Peneliti Carloz Rodriguez-Navaro dkk dalam jurnal Science Advances baru-baru ini melaporkan, plester khas suku Maya dibuat slaking (pencampuran) antara kapur (kasium oksida) dan air, lalu ditambah getah dari kulit kayu spesies pohon lokal, yaitu Chukum dan Jiote.
Tim peneliti bekerja sama dengan tukang batu keturunan suku Maya setempat di Copan, Honduras.
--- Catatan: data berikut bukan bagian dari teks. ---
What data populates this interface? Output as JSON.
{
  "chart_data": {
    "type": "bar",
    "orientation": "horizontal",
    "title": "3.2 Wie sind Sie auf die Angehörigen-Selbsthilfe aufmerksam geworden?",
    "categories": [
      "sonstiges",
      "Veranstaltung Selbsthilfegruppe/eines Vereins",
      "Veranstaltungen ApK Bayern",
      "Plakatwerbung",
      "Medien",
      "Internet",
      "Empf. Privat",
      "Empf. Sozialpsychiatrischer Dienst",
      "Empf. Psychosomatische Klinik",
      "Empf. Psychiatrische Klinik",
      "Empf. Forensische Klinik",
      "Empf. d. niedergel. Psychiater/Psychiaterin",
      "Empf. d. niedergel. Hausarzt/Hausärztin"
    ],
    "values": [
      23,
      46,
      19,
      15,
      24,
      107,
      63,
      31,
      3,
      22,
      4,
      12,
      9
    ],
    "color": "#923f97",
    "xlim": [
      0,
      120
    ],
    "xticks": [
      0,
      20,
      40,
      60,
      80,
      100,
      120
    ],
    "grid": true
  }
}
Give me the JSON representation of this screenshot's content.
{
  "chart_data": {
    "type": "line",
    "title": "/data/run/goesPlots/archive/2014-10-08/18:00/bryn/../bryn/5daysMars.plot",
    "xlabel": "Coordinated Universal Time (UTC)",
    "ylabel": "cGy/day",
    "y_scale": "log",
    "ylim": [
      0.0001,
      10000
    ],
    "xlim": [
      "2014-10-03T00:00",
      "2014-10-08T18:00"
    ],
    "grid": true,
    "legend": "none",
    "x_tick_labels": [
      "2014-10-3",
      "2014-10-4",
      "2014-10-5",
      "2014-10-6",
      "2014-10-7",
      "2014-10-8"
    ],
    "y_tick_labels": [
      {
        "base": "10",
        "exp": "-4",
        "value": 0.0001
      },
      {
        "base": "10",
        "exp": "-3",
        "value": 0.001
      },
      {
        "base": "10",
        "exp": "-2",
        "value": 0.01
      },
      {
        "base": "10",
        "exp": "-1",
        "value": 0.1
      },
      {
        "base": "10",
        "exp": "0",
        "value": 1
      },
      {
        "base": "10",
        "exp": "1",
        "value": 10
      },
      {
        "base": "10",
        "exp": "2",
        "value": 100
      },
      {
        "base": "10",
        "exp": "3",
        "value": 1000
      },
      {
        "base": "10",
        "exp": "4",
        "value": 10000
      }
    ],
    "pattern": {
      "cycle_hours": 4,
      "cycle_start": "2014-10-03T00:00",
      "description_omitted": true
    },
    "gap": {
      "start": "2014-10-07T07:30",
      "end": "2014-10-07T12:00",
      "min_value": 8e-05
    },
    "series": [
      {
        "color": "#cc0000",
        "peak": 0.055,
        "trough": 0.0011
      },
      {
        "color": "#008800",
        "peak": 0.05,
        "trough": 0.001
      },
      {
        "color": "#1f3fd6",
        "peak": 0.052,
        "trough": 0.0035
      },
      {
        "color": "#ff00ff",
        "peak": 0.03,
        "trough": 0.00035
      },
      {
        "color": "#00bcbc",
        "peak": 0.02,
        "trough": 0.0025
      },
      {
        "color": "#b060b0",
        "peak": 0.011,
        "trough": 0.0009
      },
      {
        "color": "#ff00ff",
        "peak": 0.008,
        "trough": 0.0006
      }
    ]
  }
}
Kawasan ini dahulu adalah pusat peradaban Maya besar sebelum orang Spanyol menjajah wilayah Amerika Tengah.
Studi Plester Bangunan Kuat Khas Suku Maya
Analisi komparatif tim peneliti mendapati, plester buatan sekitar tahun 540-850 M mirip dengan dengan hasil buatan peneliti yang meniru komposisi 'resep' suku Maya.
Rodriguez-Navaro dkk memperkirakan, plester yang diresapi getah ini dipakai tukang batu Maya karena tahan air dan meningkatkan daya tahan serta plastisitasnya.
Ia menggarisbawahi, formula plester, semen, dan beton sejak zaman prasejarah dan zaman kuno sudah dicoba nenek moyang. Hanya saja, resep persis yang mereka pakai tidak selalu terwariskan dengan utuh, termasuk dalam kasus suku Maya ini.
Dibandingkan dengan praktik orang Romawi kuno, kapur sama-sama dicampur dengan air. Bedanya, orang Romawi kuno menggunakan teknik pencampuran panas sehingga tercipta beton yang sangat tahan lama.
Peneliti menambahkan, praktik menambahkan zat organik alami juga ditemukan di berbagai peradaban kuno lainnya.
Contohnya, orang China kuno membuat mortar kapur-beras ketan. Ada juga peradaban kuno yang coba menambahkan ekstrak buah, lemak hewan, bir, dan darah untuk campuran plester.
"Studi kami membantu menjelaskan peningkatan performa mortar kapur dan plester dengan zat tambahan organik yang dikembangkan tidak hanya oleh tukang batu suku Maya, tetapi juga oleh peradaban kuno lainnya itu," tulis Rodriguez-Navaro dkk dalam jurnal.